The first thing you’ll notice is how easy it is to see that there are threads blocked on critical sections; this is because every critical section we ever use, anywhere, is always used by using our
CCriticalSection wrapper class. The class is similar in design to the
CEvent class that I talked about here, it manages the resource lifetime, converts errors into exceptions and provides the interface that we need to work with the underlying Win32 API. Without such a class, or without the consistent use of such a class it’s considerably harder to glance at the threads display and see exactly who’s waiting for a lock…
Since all of the IO threads are deadlocked it doesn’t really matter which one we start with. Double clicking the first thread (ID 0x00000604) gives us this call stack:
We’re blocked trying to take ownership of the critical section that is used inside of
CConnectionCacheBase::GetConnection(). Double clicking on that line allows us to take a look at the critical section in the watch window.
This is a watch window that has been drilled down into the underlying
CRITICAL_SECTION structure. There’s no magic here, none of this stuff is there because of our wrapper classes, it’s all standard Win32 stuff. The important thing is the
OwningThread, which is 0x0000163c which gives us the thread that holds the lock that our thread, 0x00000604, needs. If we go back to the threads display, find and click on thread 0x0000163c then we end up with this stack trace:
This thread is blocked on a critical section in
CConnectionManager::GetConnection(). Examining the critical section in the watch window tells us that this critical section is owned by thread 0x00000c3c. The callstack for this thread is:
Examining this critical section shows that it’s locked by thread 0x000016c3, so we’ve found our deadlock. 0x000016c3 holds lock 1 and wants lock 2. 0x00000c3c holds lock 2 and wants lock 1.

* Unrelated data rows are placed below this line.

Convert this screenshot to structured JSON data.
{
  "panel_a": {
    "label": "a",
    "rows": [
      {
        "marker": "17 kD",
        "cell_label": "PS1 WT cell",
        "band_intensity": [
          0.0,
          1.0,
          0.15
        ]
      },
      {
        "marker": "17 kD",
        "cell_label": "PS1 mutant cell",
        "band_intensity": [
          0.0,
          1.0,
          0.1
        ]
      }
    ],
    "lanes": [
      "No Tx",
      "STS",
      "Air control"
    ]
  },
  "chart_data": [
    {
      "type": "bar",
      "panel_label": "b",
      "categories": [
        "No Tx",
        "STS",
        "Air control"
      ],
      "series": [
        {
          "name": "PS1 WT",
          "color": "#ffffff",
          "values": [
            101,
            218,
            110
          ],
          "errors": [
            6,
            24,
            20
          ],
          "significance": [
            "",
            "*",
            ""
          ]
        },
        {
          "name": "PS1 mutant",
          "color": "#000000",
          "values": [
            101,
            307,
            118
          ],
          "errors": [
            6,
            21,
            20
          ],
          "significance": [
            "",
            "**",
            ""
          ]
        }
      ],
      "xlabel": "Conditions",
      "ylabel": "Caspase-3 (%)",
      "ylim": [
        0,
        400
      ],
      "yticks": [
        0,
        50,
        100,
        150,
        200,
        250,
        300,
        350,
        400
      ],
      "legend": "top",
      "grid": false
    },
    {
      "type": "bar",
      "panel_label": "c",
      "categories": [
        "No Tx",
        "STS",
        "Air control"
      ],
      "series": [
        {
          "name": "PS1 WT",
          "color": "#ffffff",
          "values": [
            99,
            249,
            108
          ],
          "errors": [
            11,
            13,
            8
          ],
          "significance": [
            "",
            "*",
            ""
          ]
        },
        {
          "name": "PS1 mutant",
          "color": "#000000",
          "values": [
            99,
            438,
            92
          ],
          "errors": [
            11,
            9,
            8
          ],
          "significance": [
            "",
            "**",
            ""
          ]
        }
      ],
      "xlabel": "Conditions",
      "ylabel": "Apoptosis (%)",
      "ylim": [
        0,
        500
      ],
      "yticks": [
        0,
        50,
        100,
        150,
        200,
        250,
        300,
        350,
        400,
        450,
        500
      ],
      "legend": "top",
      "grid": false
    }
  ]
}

Of course, finding the deadlock is one thing, fixing the bug that led to it is something else entirely, but until you can locate the deadlock all that you can do to fix the bug is to analyse the source and hope that you see where you’re breaking the rules of your lock hierarchy. Debugging deadlocks is pretty straight forward once you know how, assuming, of course, that you can duplicate the problem in the debugger.
This particular bug was due to the fact that I was failing to lock the connection cache before calling back into the protocol handler. The lock hierarchy for this server is such that the connection cache must always be locked before callbacks into the protocol handler for a connection. The design could be better, but it works and if we decide to change the design at least we have tests to support us.